BY SIGNING THIS CONSENT/AUTHORIZATION, I UNDERSTAND:
• UNITY allows information about me to be accessed by, shared with, and updated by any social service agencies using UNITY as needed for service delivery.
• Information about me may be shared and/or discussed to assist me with my housing needs. This means service providers, who may or may not have direct access to UNITY, may review and discuss information about me with each other in a meeting setting. The purpose of sharing this information is to help identify the right program for me based on eligibility and service need. Desired restrictions on data sharing can be submitted in writing to any agency that uses UNITY. Unless I place restrictions in writing on the agencies that may see information about me, all agencies using the UNITY will be able to see the information that this Agency inputs to UNITY. I understand that upon my request, this Agency must show me a list of the CoC member agencies participating in the UNITY Information Network at the time I sign this consent/authorization. I may also access the most current list at www.THHI.org/unity/.

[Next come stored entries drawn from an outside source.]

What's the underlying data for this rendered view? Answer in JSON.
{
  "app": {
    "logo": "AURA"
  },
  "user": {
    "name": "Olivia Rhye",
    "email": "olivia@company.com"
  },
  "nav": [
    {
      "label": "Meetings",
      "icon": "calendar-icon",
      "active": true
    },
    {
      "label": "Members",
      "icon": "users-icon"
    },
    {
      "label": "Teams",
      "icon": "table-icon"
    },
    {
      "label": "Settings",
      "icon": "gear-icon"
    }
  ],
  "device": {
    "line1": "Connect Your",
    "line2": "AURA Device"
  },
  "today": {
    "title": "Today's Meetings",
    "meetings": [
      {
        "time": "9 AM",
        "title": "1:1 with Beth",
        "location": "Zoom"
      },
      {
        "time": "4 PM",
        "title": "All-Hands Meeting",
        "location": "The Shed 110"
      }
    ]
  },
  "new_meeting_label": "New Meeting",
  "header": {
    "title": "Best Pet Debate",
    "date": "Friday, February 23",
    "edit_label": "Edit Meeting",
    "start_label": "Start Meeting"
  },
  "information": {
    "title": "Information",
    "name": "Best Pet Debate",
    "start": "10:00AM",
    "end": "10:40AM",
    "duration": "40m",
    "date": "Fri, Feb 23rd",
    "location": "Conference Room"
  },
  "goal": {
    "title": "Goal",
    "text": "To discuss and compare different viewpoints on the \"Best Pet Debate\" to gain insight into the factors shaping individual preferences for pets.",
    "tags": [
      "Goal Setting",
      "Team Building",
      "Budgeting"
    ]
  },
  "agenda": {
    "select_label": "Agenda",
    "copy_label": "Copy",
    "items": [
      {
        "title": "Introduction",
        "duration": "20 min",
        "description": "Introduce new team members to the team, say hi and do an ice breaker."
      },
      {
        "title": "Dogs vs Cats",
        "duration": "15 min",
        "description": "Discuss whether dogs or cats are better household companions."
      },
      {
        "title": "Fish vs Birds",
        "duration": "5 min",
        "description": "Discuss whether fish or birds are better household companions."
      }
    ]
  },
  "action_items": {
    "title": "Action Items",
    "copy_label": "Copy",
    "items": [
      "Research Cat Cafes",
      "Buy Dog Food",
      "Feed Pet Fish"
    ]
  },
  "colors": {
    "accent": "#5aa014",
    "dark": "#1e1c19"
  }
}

• Social service agencies that join the UNITY after I sign this consent/authorization also will have access to the personal information I authorize for sharing through this consent/authorization. This Agency must make reasonable accommodations for me to view the updated list of CoC member agencies that may access my information pursuant to this consent/authorization for so long as this consent/authorization remains in effect.
• This form authorizes the transfer of my information, including personally identifying information, from UNITY Information Network to a data warehouse environment for coordination of care and data analysis.
• This form authorizes the use of my information in research conducted using information maintained in UNITY. I will not be personally identified by name, social security number, or any other unique characteristic in published research reports.
What rights do you have regarding your information?
• Inspect and obtain a copy of all your records in UNITY.
• Update information about you when the information in the UNITY record is inaccurate.
• Receive a list of people who have viewed your protected personal data in UNITY for the seven years prior to the date you request the information.
• Revoke your consent/authorization at any time.
You can exercise your rights by making a written request to this Agency.
Your consent/authorization will automatically expire seven (7) years from the date of this form in the event that you do not revoke your consent/authorization earlier. However, it is important to note that if your consent/authorization expires or is revoked, the expiration or revocation (as the case may be) shall not apply to any of my data or information that has already been collected.
If you believe that your privacy rights have been violated, you may submit a written complaint to this Agency or submit a written complaint to
UNITY Information Network
Tampa Hillsborough Homeless Initiative
P.O. Box 1110
Tampa, FL 33601
If you have additional questions that the person assisting you with this form cannot answer, you may contact UNITY Information Network Staff at 813-223-6115.
By signing below, I affirm that I have read this document or it was read and/or explained to me and I fully understand and agree with the terms of this document.